Folic acid production is stopped because the sulfonamide is very similar to a natural component of folic acid, a substance called paramino benzoic acid (PABA for short). As the enzymes wander through the bacteria looking for PABA, they pick up sulfonamide instead and folic acid production gets all messed up. Those bacteria which are resistant, possess a mutant enzyme in which the length and charge distribution is altered. The enzyme is less efficient, but because of its altered shape, sulfonamide no longer fits, and so the bacteria is resistant. Such an enzyme, unfortunately for the bacteria, often increases its susceptibility to attack by other chemicals. The point to note, however is that the exposure to sulfonamide does not produce the mutation. Either the bacteria is deficient in enzyme production before the exposure, or it dies.

It is of interest to note that some of these “mutant” forms revert to the normal forms when the poisons are removed. In the absence of a poison the mutant forms are no competition for the normal forms, with respect to speed of growth and rate of reproduction.

It would appear that the flies and bacteria have got us beaten. Repeated investigation has demonstrated that regardless of the poison we pick (i.e. ones that will kill them and not us) a percentage appear to be resistant before we start. Therefore all we are achieving is to kill those that are not resistant and leave behind a nucleus of a population to breed only resistant organisms and start the war again. Of course we can start with a new poison, but to keep on in this fashion is to produce a breed of super bugs—in the case of flies resistant to anything except the fly swat.

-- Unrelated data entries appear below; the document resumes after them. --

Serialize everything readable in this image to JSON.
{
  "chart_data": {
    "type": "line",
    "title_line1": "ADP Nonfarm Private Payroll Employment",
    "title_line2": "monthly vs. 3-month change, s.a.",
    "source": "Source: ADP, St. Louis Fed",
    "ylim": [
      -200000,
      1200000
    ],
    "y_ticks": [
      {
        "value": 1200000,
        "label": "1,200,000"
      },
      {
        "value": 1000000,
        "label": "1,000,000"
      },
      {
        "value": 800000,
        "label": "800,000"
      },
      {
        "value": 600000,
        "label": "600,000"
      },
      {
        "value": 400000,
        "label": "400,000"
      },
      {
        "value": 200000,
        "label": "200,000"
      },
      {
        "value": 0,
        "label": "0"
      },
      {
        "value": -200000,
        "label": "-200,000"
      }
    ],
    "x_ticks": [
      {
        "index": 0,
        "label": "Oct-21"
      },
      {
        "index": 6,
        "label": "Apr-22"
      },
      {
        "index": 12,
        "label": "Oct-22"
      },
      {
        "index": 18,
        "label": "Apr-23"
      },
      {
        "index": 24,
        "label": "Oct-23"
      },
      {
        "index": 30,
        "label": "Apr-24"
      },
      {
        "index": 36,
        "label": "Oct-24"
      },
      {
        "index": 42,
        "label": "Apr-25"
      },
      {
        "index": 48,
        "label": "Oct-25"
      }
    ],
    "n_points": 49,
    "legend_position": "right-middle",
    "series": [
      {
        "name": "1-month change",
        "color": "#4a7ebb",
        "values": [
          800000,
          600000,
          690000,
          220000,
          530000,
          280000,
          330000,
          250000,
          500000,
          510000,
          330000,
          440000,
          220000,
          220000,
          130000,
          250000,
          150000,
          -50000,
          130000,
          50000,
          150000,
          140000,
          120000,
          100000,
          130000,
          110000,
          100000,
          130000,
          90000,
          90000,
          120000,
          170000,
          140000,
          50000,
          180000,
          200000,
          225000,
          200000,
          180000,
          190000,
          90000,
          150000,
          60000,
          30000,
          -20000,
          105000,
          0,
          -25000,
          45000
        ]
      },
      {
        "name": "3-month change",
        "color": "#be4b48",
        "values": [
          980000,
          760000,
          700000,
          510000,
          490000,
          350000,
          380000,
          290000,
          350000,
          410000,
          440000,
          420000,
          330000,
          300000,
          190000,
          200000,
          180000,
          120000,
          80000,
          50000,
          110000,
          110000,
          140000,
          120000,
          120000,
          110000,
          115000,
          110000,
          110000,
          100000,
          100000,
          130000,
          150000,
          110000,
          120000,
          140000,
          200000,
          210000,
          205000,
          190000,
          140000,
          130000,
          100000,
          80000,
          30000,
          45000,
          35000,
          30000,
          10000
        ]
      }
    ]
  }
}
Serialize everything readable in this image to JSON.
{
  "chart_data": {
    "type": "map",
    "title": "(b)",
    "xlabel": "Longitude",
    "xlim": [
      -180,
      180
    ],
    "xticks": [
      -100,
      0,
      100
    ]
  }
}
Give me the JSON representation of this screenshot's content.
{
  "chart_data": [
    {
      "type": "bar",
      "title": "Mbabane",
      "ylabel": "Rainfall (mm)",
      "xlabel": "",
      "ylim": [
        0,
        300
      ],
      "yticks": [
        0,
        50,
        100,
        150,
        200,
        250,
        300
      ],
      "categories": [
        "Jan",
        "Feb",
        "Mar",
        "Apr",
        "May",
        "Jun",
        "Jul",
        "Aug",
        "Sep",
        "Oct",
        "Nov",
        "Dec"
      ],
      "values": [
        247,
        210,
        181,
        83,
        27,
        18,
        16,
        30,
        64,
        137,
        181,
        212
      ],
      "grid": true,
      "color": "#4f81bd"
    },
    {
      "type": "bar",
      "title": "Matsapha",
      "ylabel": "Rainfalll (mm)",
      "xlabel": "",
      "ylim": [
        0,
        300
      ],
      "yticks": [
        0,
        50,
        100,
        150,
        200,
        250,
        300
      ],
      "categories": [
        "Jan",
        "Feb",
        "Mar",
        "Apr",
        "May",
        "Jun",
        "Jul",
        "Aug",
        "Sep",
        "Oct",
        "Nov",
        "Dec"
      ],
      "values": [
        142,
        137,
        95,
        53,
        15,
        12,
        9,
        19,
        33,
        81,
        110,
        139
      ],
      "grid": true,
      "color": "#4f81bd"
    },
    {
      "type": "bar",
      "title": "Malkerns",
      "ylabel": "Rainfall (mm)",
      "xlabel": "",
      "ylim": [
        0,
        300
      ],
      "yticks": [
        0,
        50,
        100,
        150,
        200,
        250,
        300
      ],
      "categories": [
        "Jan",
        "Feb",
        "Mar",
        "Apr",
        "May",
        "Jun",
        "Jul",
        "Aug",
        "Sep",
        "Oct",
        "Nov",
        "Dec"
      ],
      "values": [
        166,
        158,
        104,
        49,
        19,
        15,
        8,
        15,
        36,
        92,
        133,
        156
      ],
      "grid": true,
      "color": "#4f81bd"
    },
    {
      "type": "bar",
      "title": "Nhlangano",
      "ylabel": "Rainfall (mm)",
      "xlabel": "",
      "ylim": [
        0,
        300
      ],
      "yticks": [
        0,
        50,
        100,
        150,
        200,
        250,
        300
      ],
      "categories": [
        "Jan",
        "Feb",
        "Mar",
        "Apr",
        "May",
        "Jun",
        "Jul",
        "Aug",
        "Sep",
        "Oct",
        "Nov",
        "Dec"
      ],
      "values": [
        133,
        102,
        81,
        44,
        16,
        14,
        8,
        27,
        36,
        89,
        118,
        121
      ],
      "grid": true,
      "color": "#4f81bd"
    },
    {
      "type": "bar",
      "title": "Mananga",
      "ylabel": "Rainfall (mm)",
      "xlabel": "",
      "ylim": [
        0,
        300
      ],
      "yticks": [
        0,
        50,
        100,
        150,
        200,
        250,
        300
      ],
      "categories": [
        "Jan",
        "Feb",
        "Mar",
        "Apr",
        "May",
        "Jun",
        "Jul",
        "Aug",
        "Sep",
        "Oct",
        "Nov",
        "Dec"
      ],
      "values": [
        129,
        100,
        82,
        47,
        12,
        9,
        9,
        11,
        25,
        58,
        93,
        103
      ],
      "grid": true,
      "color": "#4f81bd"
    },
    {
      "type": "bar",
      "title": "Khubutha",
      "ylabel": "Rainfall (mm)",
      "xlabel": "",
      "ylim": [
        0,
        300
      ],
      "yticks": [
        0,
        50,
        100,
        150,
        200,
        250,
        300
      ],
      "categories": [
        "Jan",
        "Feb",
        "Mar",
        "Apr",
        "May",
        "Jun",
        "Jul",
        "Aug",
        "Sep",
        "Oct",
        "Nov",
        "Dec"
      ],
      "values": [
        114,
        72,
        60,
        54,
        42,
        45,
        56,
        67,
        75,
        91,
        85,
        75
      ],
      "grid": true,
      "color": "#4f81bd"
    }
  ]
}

One research group has discovered a very enjoyable way to overcome this problem. The method is based on the observation that whatever else boy flies are resistant to, they cannot resist little girl flies, and they also cannot resist a light. These flies mate once and then die.

By placing a light in a field at night, the boy flies fly in, and as they pass near the light they are unknowingly shot in the reproductives by invisible radiation and sterilized. These sterilized males fly away and find a female.

They mate and die happy.

The female lays her eggs and she dies happy.

The eggs die and we are happy.

So all around this is the happiest bit of scientific research to come to light for a long time. Of course, if flies go blind we end up back in the dark with them.

Now the real point of these illustrations is to show that things just do not gain immunity from a chance filled nowhere. Immunity does not evolve. If the correct immunity response is not present in the genes of a population before it is exposed, it will not be present after exposure.

Genes do not evolve new information. They remain stable in their function or they degenerate and go through various steps of loss of efficiency which are increasingly detrimental to the organism.